I was glued to the TV as I watched the New Zealand model Lorraine Downes being crowned Miss Universe. As she waved delicately at the camera with her blonde hair, hazel eyes and a smile that dazzled, I thought no one on earth could come close to being a Barbie doll brought to life. You may have heard the saying ‘Plain Jane,’ well that’s me, except, replace the name Jane with Julie. When I studied my reflection in the mirror, I would say to the Julie staring back at me, “Well, my dear, there is nothing exciting about you, this is as good as it gets.” And what did I see staring back at me? Red hair, freckles and ordinary boring brown eyes, would I ever find a man who thought I was a Lorraine Downes, a Miss Universe? The answer was a downhearted, despairing…‘No.'
I would never find love, who would or could love me? Make-up couldn’t hide my freckles so I hardly bothered even trying to attempt to wear it, a smear of lipstick was my idea of make-up. As for my hair, don’t get me started on my hair, it was wavy and hard to manage at the best of times.
It was even harder to look at myself in the mirror on rainy, muggy or humid days when my hair was all over the place like a mop, seemingly having a mind of its own. It frizzed with the humidity making it bushy and boofy and depression, like a mantle fell over me. On these days I would avoid the mirror as much as possible, hurriedly brush it and tie it up in a ponytail with a bundle of hairclips, firmly pinning each strand onto my head. I hoped no loose curls would escape to stick out and wave in the wind, triumphantly exclaiming, ‘Ha, ha we are free!’
My despondent mood grew worse as I foolishly compared myself to the singer Crystal Gayle. As I watched her sing ‘don’t it make my brown eyes blue’ I was more captivated with her hair than her sultry voice.

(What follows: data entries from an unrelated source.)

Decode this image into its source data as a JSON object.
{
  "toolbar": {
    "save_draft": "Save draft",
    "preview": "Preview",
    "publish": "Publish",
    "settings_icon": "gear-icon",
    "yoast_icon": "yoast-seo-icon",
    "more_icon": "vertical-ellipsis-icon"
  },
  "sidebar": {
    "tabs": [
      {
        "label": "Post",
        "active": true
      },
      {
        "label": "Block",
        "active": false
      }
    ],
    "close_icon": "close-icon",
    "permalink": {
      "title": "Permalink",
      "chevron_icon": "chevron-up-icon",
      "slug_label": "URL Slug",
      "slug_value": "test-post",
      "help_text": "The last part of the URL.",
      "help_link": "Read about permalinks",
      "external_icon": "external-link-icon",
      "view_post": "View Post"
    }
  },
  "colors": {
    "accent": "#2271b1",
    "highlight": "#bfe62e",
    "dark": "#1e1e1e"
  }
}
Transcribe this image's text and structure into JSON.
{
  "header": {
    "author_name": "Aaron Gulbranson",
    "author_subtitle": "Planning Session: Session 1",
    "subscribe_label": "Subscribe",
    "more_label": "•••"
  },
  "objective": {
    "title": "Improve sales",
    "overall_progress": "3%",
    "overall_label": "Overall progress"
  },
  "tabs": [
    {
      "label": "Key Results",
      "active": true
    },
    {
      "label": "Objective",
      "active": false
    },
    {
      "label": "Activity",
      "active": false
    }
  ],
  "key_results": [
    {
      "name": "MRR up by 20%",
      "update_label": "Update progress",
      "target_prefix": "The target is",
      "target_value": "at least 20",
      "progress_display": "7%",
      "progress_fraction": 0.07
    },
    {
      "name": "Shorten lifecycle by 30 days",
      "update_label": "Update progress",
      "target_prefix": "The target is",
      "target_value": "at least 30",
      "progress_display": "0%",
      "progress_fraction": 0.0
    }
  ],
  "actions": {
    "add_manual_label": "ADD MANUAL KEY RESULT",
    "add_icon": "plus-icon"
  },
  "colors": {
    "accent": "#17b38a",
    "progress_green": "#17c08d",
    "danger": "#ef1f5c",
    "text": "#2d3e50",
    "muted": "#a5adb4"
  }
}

Boy! did she have alot of hair! Straight, shiny, glossy and exceptionally long! As a girl who wished for hair just like hers, I recklessly put my hand on my heart and hastily vowed I would never cut my hair again. But in reality I knew my hair would never be blonde like Lorraine Downes and as it seemed to grow out not down, I would never have hair as long as Crystal Gayle’s.
I was slim, at least that was a good thing and of average height - petite, simple, ordinary features that once again added up to me being a ‘Plain Jane,' there was nothing about me to stand out in a crowd. I got called all of the usual things at school: carrot top, ginger nut, freckle face and oh yes, once I was even called a pixie. No man on the planet would ever fall in love with a plain, boring, freckle faced, red headed, pixie!
Being the youngest, my siblings, Andrew and Sarah had already paved the way for me. Over the past few years I had watched quietly on the side-lines as they had travelled through adolescence. They had waded through all manner of trials and tribulations that are part of a normal teenager’s existence. Quietly, I had observed as, one by one, Andrew then Sarah had left home.
I was four years younger than my sister, Mum had not planned on having any more children after her, then unexpectedly, four years later along came a surprise - me! My brother and sister had brown hair and brown eyes, the complete opposite to me, they looked like siblings, they looked like our parents. When I was born Mum was astounded as she caught sight of my tuff of red tresses. At family gatherings as I was the only person with hair the colour of fire, the discussion invariably ended up being about my possible heritage. Jokes were made about the milkman being a red head and just what else had he been doing when he brought the milk? Someone else suggested maybe my colouring was a throw-back from some Scottish ancestor but really, no one knew.
During my childhood my family occasionally attended our local Anglian church. We would all arrive on a Sunday morning adorned in our best clothes. Sarah and I would wriggle and complain as Mum had dressed us in the exact same itchy frock. White, with lace and frills and a baby blue ribbon tied at the waist, these special clothes were not allowed to be worn on any other day of the week - they were clothes kept for Sunday best. After the main church service, all of the children were ushered off to a separate part of the church hall to attend Sunday school. Church was firstly a place to worship but it was also a place to gather and meet with the residents of the neighbourhood, to gossip, organise baking stalls and market days.
As I matured I didn’t technically follow any religion seriously, though I did find solace in praying at night before sleeping. Lying in bed with the covers pulled up, I would quietly place my palms together and softly whisper. I believed in being positive so I prayed for peace on earth and the end of famine and poverty. But most of all I fervently prayed to meet a man: someone who was kind, sincere, loyal and honest.
Was there anyone out there who would take me on?